Even Google’s fiercest critics use its technologies to research their fiery tirades against it or, more mundanely, to find their way around a foreign city. Let’s be honest: life without Google would be awfully more tedious in a variety of important ways. But that is not a good reason to leave Google and the other tech giants alone. On the contrary, the nature and importance of their contribution make it imperative that they be placed under democratic control – and not just because of the well appreciated need to protect individual privacy.
In recent years, Big Tech companies have been subjected to scrutiny for perfecting a dark art pioneered by commercial newspapers, radio, and television: attracting and holding our attention, in order to sell access to our senses to paying advertisers. Whereas readers, listeners, and viewers were customers paying for some commodity, commercial electronic media learned how to profit by transacting directly with vendors while reducing us, and our data, to a passive commodity at the heart of the transaction.
Google, Facebook, and others were able to take this odd production process, where our attention is the traded commodity, to a different level, thanks to their stupendous capacity to personalize our screens. Unlike their forebears, they can capture the attention of each one of us with person-specific (or even mood-specific) attractors, before selling to the highest bidder access both to our data and to our senses.
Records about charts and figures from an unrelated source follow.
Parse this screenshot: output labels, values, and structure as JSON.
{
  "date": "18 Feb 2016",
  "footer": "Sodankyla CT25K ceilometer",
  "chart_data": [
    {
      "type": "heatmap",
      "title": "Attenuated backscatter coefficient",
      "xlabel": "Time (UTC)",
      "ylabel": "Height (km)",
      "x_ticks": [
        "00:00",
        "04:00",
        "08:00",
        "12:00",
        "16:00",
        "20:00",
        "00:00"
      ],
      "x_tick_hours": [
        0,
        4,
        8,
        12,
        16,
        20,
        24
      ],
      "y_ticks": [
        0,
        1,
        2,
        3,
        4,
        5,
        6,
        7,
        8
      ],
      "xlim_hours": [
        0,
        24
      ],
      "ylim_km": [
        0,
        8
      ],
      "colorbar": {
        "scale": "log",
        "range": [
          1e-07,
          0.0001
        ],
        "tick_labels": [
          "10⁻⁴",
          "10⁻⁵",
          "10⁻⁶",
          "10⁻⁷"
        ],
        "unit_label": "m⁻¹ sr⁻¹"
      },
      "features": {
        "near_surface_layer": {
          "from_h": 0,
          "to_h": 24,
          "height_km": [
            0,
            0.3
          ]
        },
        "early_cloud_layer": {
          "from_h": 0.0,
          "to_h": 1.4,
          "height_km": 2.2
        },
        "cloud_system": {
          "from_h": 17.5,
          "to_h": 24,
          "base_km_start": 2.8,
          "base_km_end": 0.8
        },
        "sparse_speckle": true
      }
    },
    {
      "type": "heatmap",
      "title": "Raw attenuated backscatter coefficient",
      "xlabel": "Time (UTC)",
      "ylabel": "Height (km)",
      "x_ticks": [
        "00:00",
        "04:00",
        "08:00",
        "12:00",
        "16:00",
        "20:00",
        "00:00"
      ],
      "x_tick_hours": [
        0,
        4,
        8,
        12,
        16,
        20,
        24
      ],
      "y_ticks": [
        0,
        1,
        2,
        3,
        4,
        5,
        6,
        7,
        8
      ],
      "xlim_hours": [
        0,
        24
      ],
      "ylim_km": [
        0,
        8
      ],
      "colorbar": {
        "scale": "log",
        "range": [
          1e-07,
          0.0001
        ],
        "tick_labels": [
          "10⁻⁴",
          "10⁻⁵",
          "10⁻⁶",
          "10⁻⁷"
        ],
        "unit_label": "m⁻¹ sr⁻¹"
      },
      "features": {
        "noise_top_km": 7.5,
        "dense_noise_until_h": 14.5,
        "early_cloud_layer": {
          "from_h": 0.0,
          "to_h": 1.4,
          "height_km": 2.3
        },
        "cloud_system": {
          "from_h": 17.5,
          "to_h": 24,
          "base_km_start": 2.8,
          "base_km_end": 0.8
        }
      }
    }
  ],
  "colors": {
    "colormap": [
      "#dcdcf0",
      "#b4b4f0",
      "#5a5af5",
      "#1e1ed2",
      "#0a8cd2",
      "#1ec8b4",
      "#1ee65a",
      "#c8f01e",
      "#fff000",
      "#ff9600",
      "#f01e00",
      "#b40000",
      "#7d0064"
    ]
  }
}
Underlying the backlash against Big Tech has been the sense that we are all becoming proletarianized users. In the 1970s and 1980s, we were annoyed when commercial channels ambushed us with advertisements seconds before the end of a cliff-hanger movie or basketball match. Now, we can no longer even recognize the tricks used in real time to hold and sell our attention. Alienated from a market trading in us, we have become cogs in a production process that excludes us as anything but its product.
Data protection and privacy regulations are meant to return to us some of our lost autonomy regarding what we see, what guides our choices, and who knows what we choose. But regulating Big Tech to protect our data and restore “consumer sovereignty” is not enough. Against a background of automation and labor casualization, these firms’ monopoly profits boost inequality, fuel discontent, undermine aggregate demand for goods and services, and further destabilize capitalism.
The problem is that traditional government interventions are an exercise in futility: Taxing free services is pointless. Taxing robots, to fund humans, is as impossible as it is to define them. And while taxing Big Tech’s profits is essential, these firms’ skilled accountants and abundant opportunities to shift profits to different jurisdictions makes this difficult.
A simple solution exists, if we look beyond taxation. But it requires accepting that capital is no longer privately produced, as least not in the case of Google et al.
When James Watt built one of his famed steam engines, it was his creation, his product. A buyer who put the engine to work in, say, a textile factory could think of his profit stream as a just reward for having taken the risk of purchasing the machine and for the innovation of coupling it to a spinning jenny or a mechanical loom.
By contrast, Google cannot credibly argue that the capital generating its profit stream was produced entirely privately. Every time you use Google’s search engine to look up a phrase, concept, or product, or visit a place via Google Maps, you enrich Google’s capital. While the servers and software design, for example, have been produced capitalistically, a large part of Google’s capital is produced by almost everyone. Every user, in principle, has a legitimate claim to being a de facto shareholder.
Of course, while a substantial part of Big Tech’s capital is produced by the public, there is no sensible way to compute personal contributions, which makes it impossible to calculate what our individual shares ought to be. But this impossibility can be turned into a virtue, by creating a public trust fund to which companies like Google transfer a percentage – say, 10% – of their shares. Suddenly, every child has a trust fund, with the accumulating dividends providing a universal basic income (UBI) that grows in proportion to automation and in a manner that limits inequality and stabilizes the macro-economy.
This attractive solution must overcome two obstacles. First, we tend to think of taxation as a panacea. But a UBI funded via taxation is sure to trigger a backlash among struggling working people who cannot see the logic of subsidizing the idle, rich or poor. Second, corporate shares are typically given to employees only.
To be sure, there are excellent reasons for taxing profits in order to fund benefits for the poor, and for worker-ownership schemes. But these are separate issues from the one at hand: how to stabilize society by granting property rights over Google’s capital to everyone who helped create it, including unwaged carers, the precariously employed, and society’s dropouts.
And then, as one would expect, there is the motivated fallacy peddled by the defenders of the status quo. The Financial Times’ Alphaville column recently dismissed the case for transferring a block of shares from Big Tech corporations, like Google, to a public trust fund by misrepresenting the underlying argument as a failure to appreciate what Google has done for us. To repudiate society’s property rights over the returns to capital that we, as users, have created, Big Tech’s defenders invoke users’ large consumer surplus (the sum we would be prepared to pay for access to free services such as Gmail and Google Maps).
This is a little like justifying the confiscation of your shares in a company with the argument that the company is providing valuable services to you and others. In using Big Tech’s services, we manufacture a portion of its capital in real time. Property rights over that portion – for all of us, rather than for any of us – must follow.